We valued and revered our mother, especially her son Jonathan, affectionately known as Charlie Brown. He was not as ODD as the other two. Charlie loved to spend time with mom from the time he was a little boy and into his adult years. He would sit and watch her cook, bake, or sew, watch tv, talk about his life’s decisions, run her errands, etc. But most importantly, he loved capturing our family moments using his superb photography skills. Charlie immortalized the very gift for which our mother prayed to God, a family to take care of. Charlie and his miraculous camera had a front row seat at practically every birthday, graduation, celebration, and Thanksgiving, Christmas, Easter, Mother’s and Father’s Day, and the list goes on. He has provided our family with volumes of photographic journals of how God has transformed the lives of our
lineage, born in poverty and nurtured to prosperity! Our mother’s life was truly a walking epistle of faith personified.
Our mother, Mrs.

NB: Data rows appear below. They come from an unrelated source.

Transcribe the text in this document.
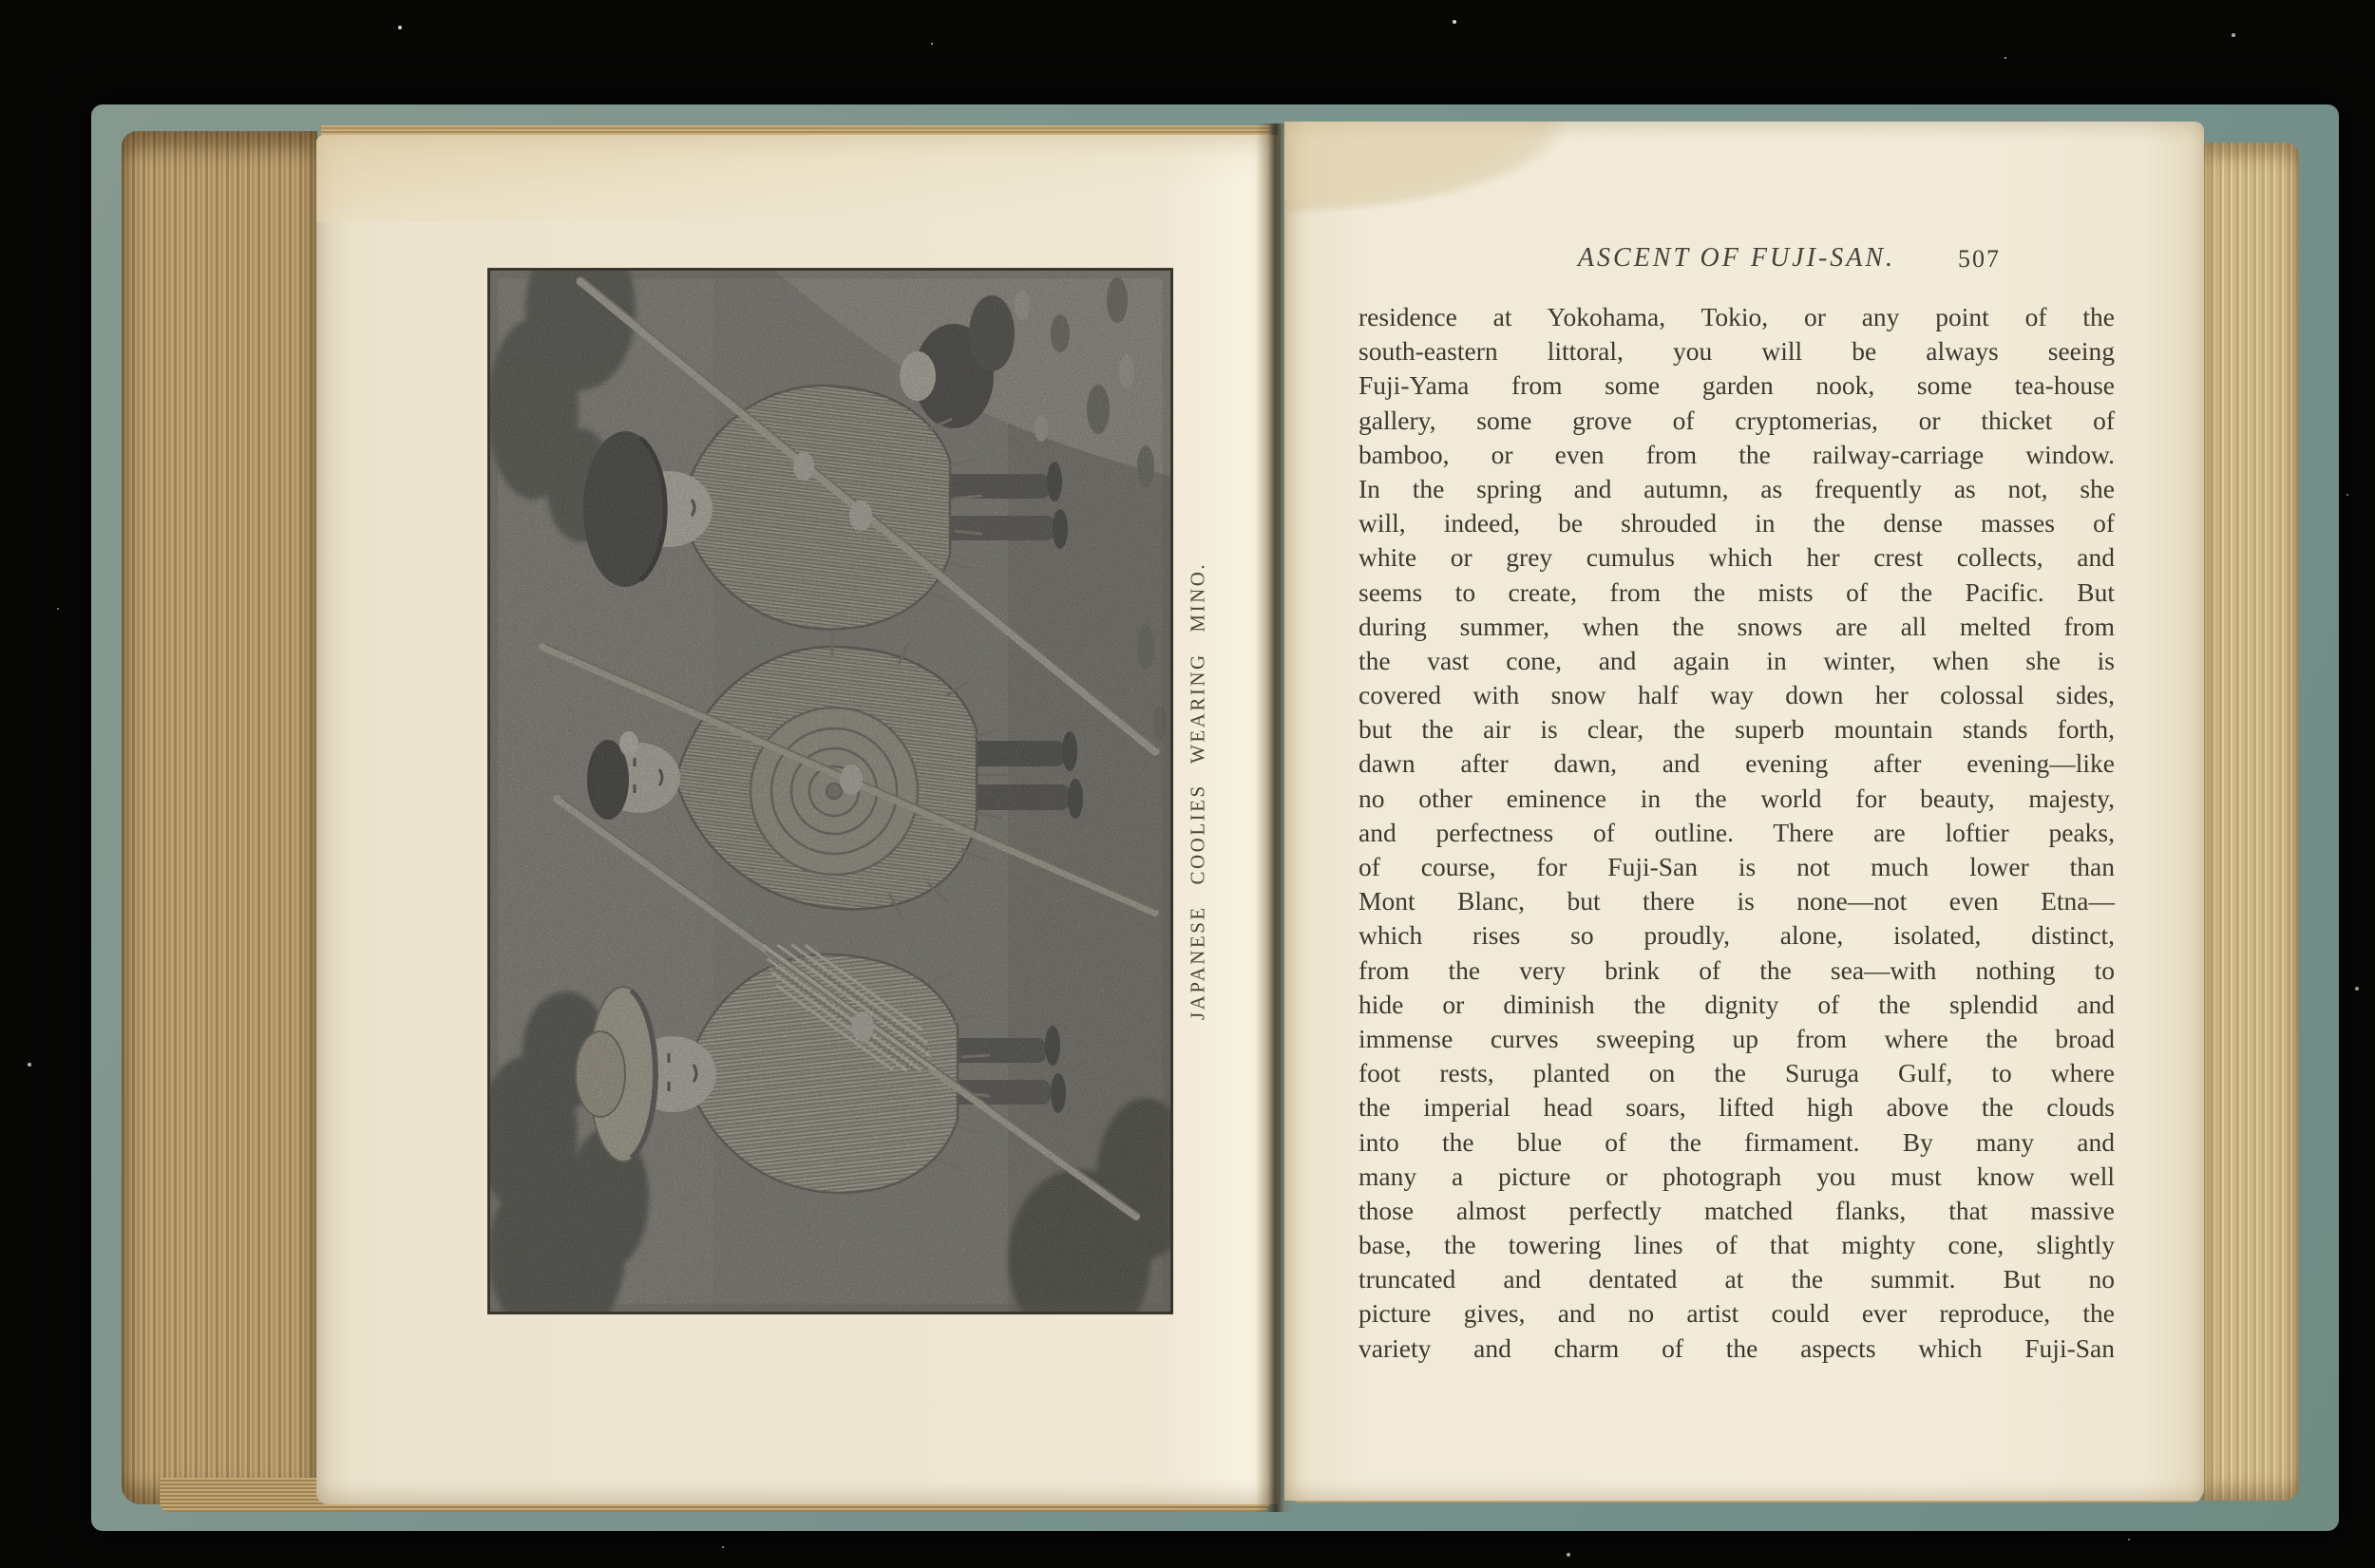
JAPANESE COOLIES WEARING MINO.
ASCENT OF FUJI-SAN.	507
residence at Yokohama, Tokio, or any point of the
south-eastern littoral, you will be always seeing
Fuji-Yama from some garden nook, some tea-house
gallery, some grove of cryptomerias, or thicket of
bamboo, or even from the railway-carriage window.
In the spring and autumn, as frequently as not, she
will, indeed, be shrouded in the dense masses of
white or grey cumulus which her crest collects, and
seems to create, from the mists of the Pacific. But
during summer, when the snows are all melted from
the vast cone, and again in winter, when she is
covered with snow half way down her colossal sides,
but the air is clear, the superb mountain stands forth,
dawn after dawn, and evening after evening—like
no other eminence in the world for beauty, majesty,
and perfectness of outline. There are loftier peaks,
of course, for Fuji-San is not much lower than
Mont Blanc, but there is none—not even Etna—
which rises so proudly, alone, isolated, distinct,
from the very brink of the sea—with nothing to
hide or diminish the dignity of the splendid and
immense curves sweeping up from where the broad
foot rests, planted on the Suruga Gulf, to where
the imperial head soars, lifted high above the clouds
into the blue of the firmament. By many and
many a picture or photograph you must know well
those almost perfectly matched flanks, that massive
base, the towering lines of that mighty cone, slightly
truncated and dentated at the summit. But no
picture gives, and no artist could ever reproduce, the
variety and charm of the aspects which Fuji-San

Virginia Myers Bailey (Ladd) was preceded in death by her grandparents, John W. Myers and Emily Clemons; Morton Mosby and Mabel Berts; parents, John Richard Myers and Queed Yourlee Ladd (Mosby); Paternal Aunts, Irene Williams and Sarah Griffith; former husband, Walter Timothy Bailey, Sr.; Mother-in-law, Marguerite Bailey; Sister-in-laws, Marguerite Bailey and Cecile Manuel; Brother-in-law, Parker Henry Bailey; sisters, Ada Van Buren, Erma Ladd, and Estelle Pratt; bonus sisters, Sylvia D. McNeil, and Ivy Wright; sons, Leroy Myers, and Johnny Bailey; bonus son, Walter Warren Bailey, Sr.; daughter, Marguerite Darnita Bailey; bonus daughter, Deirdre Lynn Bailey, Esq.; and grandson, Curtis Uhuru Inyagwa.
She leaves to carry out her legacy and cherish her memories, her children and bonus children, Allison Annette Bailey (Harry); Dr. Beryl Irene Bailey Springfield, MA; Dr. Walter Timothy Bailey, Jr. (Vanessa); Troy Johnathon Bailey Naugatuck; Jonathan Howard Bailey (Chaundra) Middletown; her equally loved bonus children, Monte Benjamin Bailey, Sr.; Suzzanne Graggs (Charles) Philadelphia, PA; Thomas Lee Ransom (Brenda); Tannis Marie Bailey; David Timothy Bailey (Sherry) Oxon Hill, MD; Sylvia G. Hayes, Carolyn Lee Bloomfield; daughters-in-law, Deborah Bailey Stratford; Glennish Myers West Haven; and Deidre Turner-Bailey Stratford and a host of cousins, nieces, nephews, grand nieces and nephews, grandchildren, great grandchildren, her Thomas Chapel Church of Christ Disciples of Christ; New Jersey; Pittsburgh; Illinois; South Carolina; and Lynn, MA families; friends and the Elim Park staff.
The family has entrusted Howard K. Hill Funeral Services of Bloomfield, Connecticut with the final arrangements. Home Going Services will be held, Wednesday, May 21, 2025, at the First Church of the Living God, 70 Whitney Street, Hartford, Connecticut 06105. Viewing 9:00 a.m. Services 10:00 a.m.-12:00 p.m.